From: Scott Morris (SMorris@xxxxxxxxxxxxx)
Date: Mon Nov 29 1999 - 10:09:41 GMT-3
You always need to have network statements within a routing protocol...
That shouldn't be odd.
Scott
-----Original Message-----
From: Stanislav Sinyagin [mailto:SSinyagin@mtu.ru]
Sent: Monday, November 29, 1999 3:36 AM
To: Scott Morris; 'Manjeet Chawla'
Cc: ccielab@groupstudy.com
Subject: Re: BGP Filter list
Guys, I'll tell you what I encountered on the lab (IOS 11.2) and repeated it
in my tesrtbed (IOS 12.0, the simptoms are the same).
R1 --- R2 --- R3
AS10 AS10 AS20
R1 and R2 run IBGP, R2 and R3 run EBGP. All routers belong to
Confederation 100. All routers know each other via OSPF.
R1 has loopback 192.192.2.2/32 and annpounces it via BGP.
R2 sees it OK, but R3 does not. All the routers were configured first
for OSPF, then for BGP. No filters. On R2, sh ... advertised-routes
shows that it doesn't advertise anything to R3.
The problem was solved by putting on R2 the line
network 192.192.2.2 mask 255.255.255.255
though by all rules this line is odd.
At home, I configured it, and the reaction was the same.
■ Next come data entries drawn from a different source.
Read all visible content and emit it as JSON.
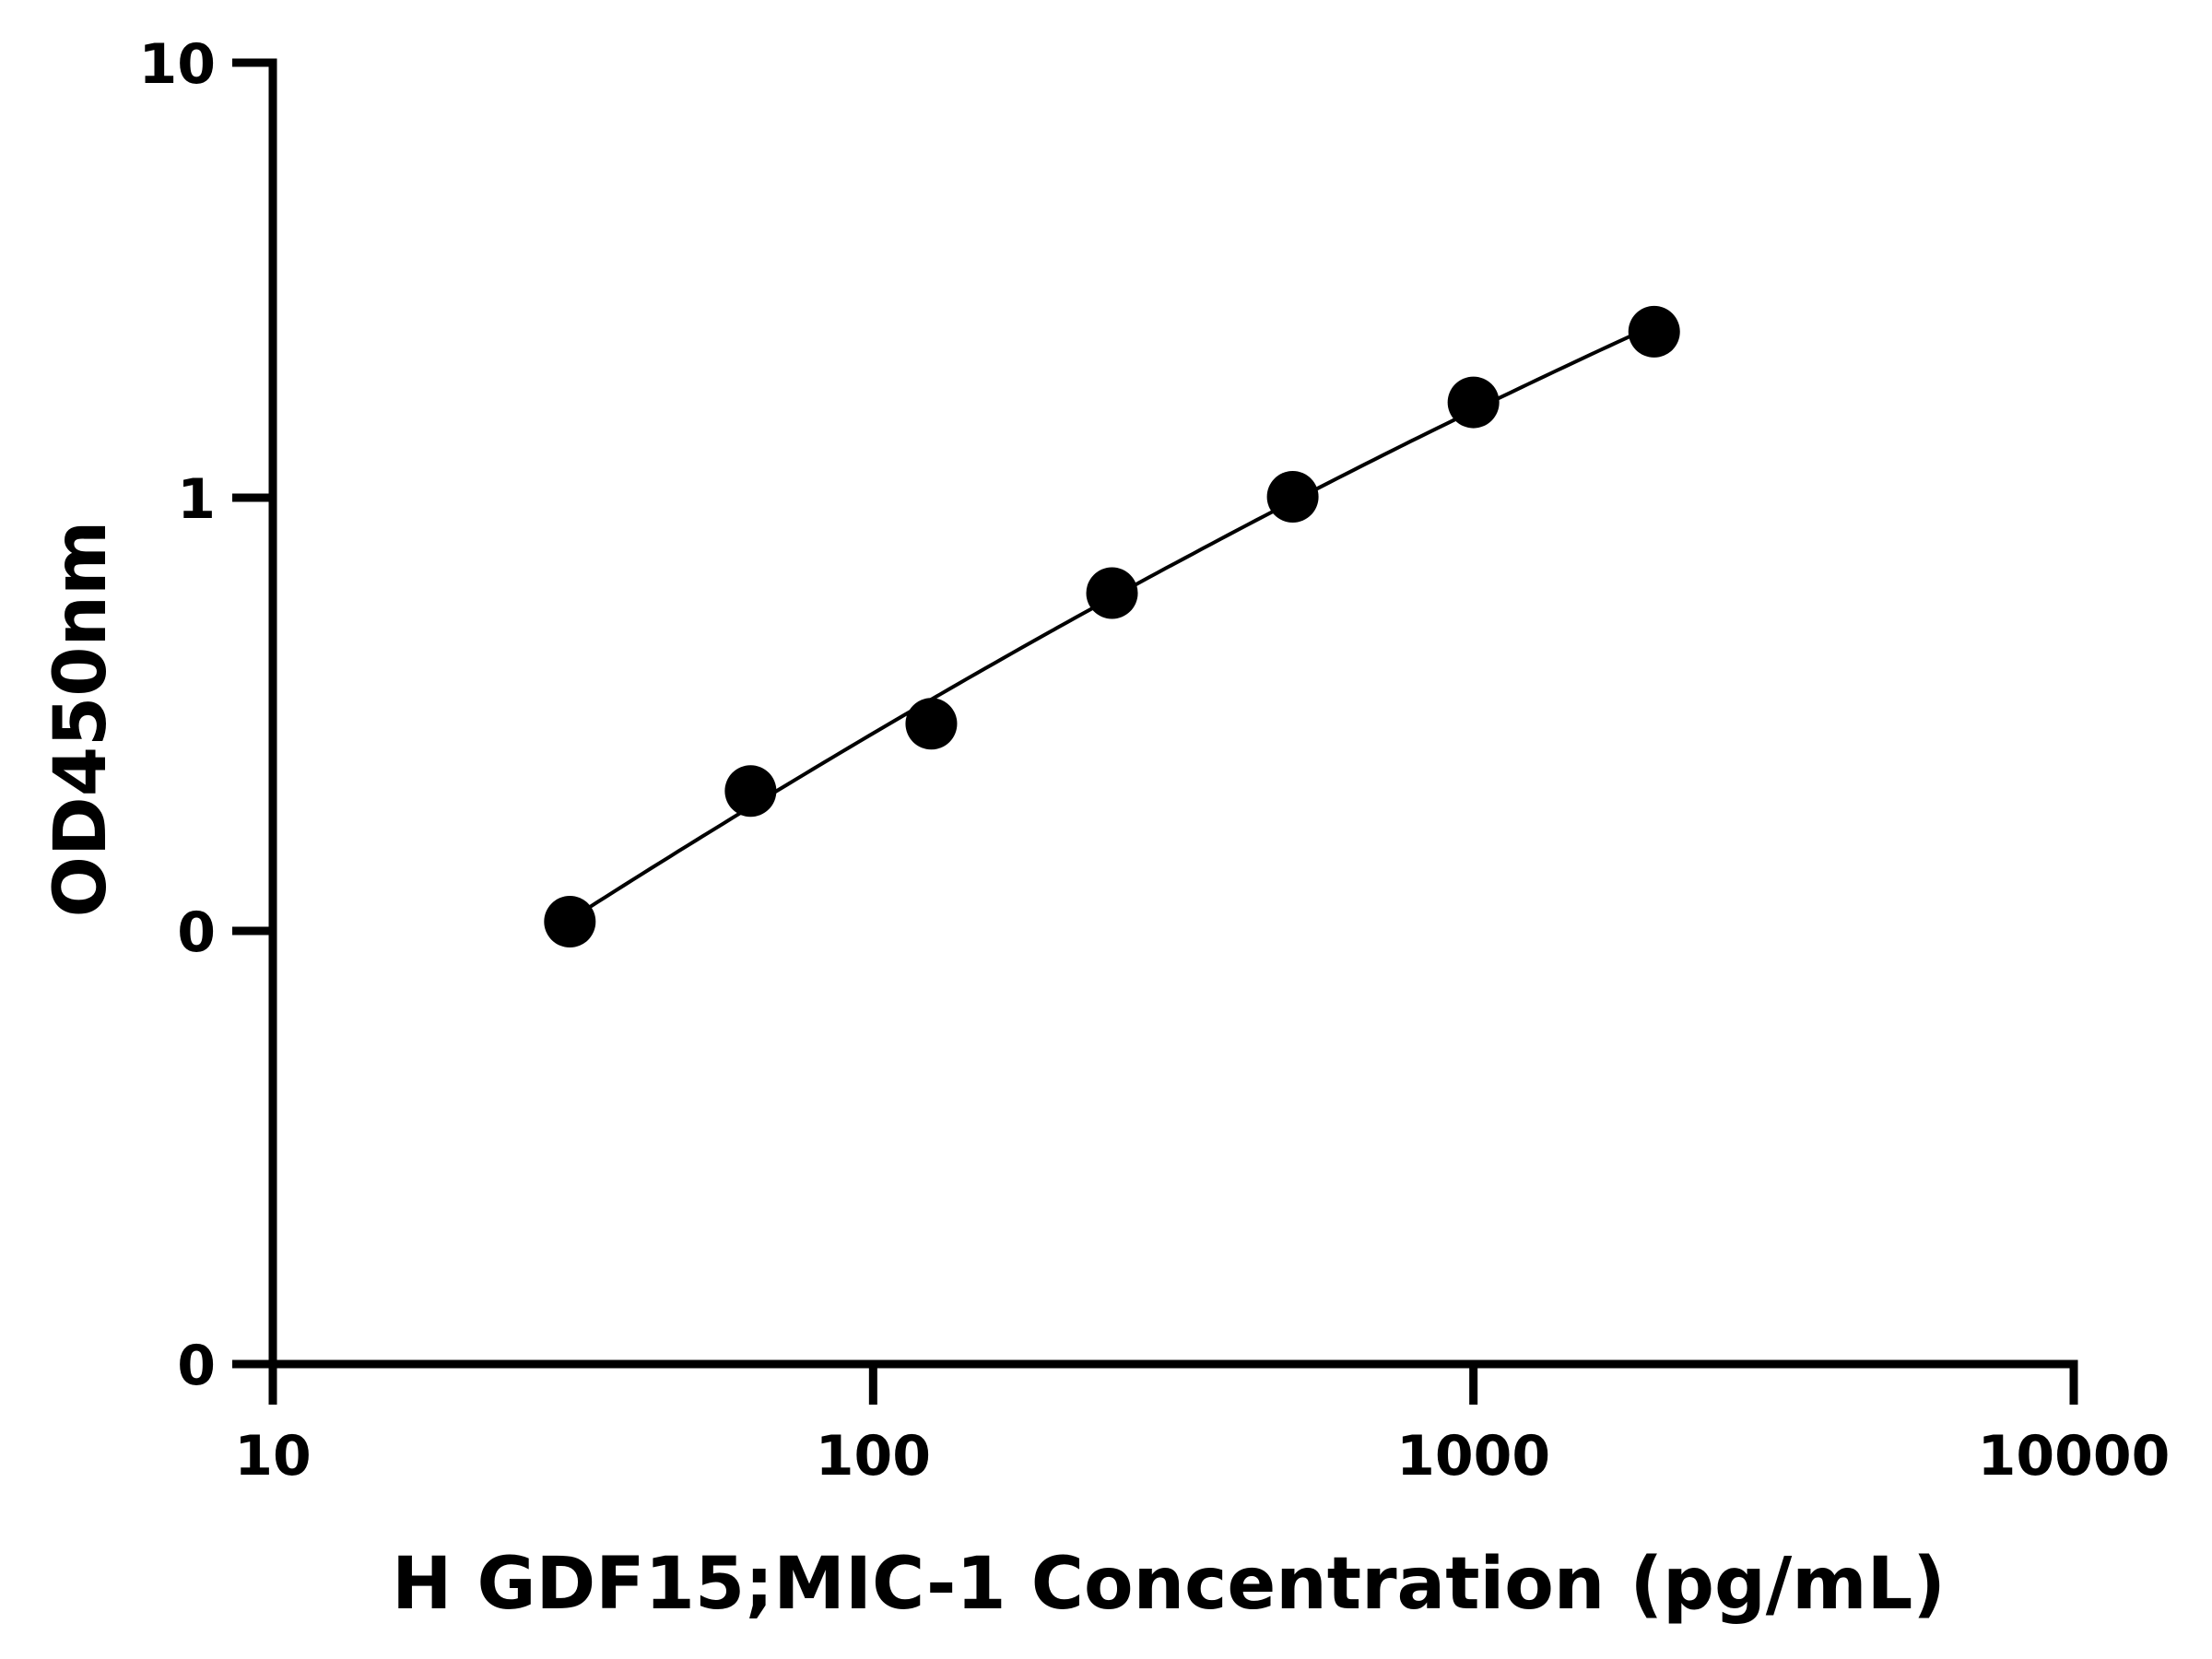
{
  "chart_data": {
    "type": "scatter",
    "xlabel": "H GDF15;MIC-1 Concentration (pg/mL)",
    "ylabel": "OD450nm",
    "x_scale": "log10",
    "y_scale": "log10",
    "xlim": [
      10,
      10000
    ],
    "ylim": [
      0.1,
      10
    ],
    "x_ticks": [
      10,
      100,
      1000,
      10000
    ],
    "x_tick_labels": [
      "10",
      "100",
      "1000",
      "10000"
    ],
    "y_ticks": [
      0.01,
      0.1,
      1,
      10
    ],
    "y_tick_labels": [
      "0",
      "0",
      "1",
      "10"
    ],
    "grid": false,
    "series": [
      {
        "marker": "circle",
        "line": "fitted-curve",
        "color": "#000000",
        "x": [
          31.25,
          62.5,
          125,
          250,
          500,
          1000,
          2000
        ],
        "y": [
          0.105,
          0.21,
          0.3,
          0.6,
          1.0,
          1.65,
          2.4
        ]
      }
    ]
  }
}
After I reloaded R2, all went good.
Stan
----- Original Message -----
From: Scott Morris <SMorris@tele-tech.com>
To: 'Manjeet Chawla' <mchawla@asanet.com>; Scott Morris
<SMorris@tele-tech.com>
Cc: <ccielab@groupstudy.com>
Sent: Monday, November 29, 1999 03:18
Subject: RE: BGP Filter list
> Hmm... Go figure. Well, on the other hand, sometimes reloading is the
> only solution. It solves some amazing problems "just because" (grin).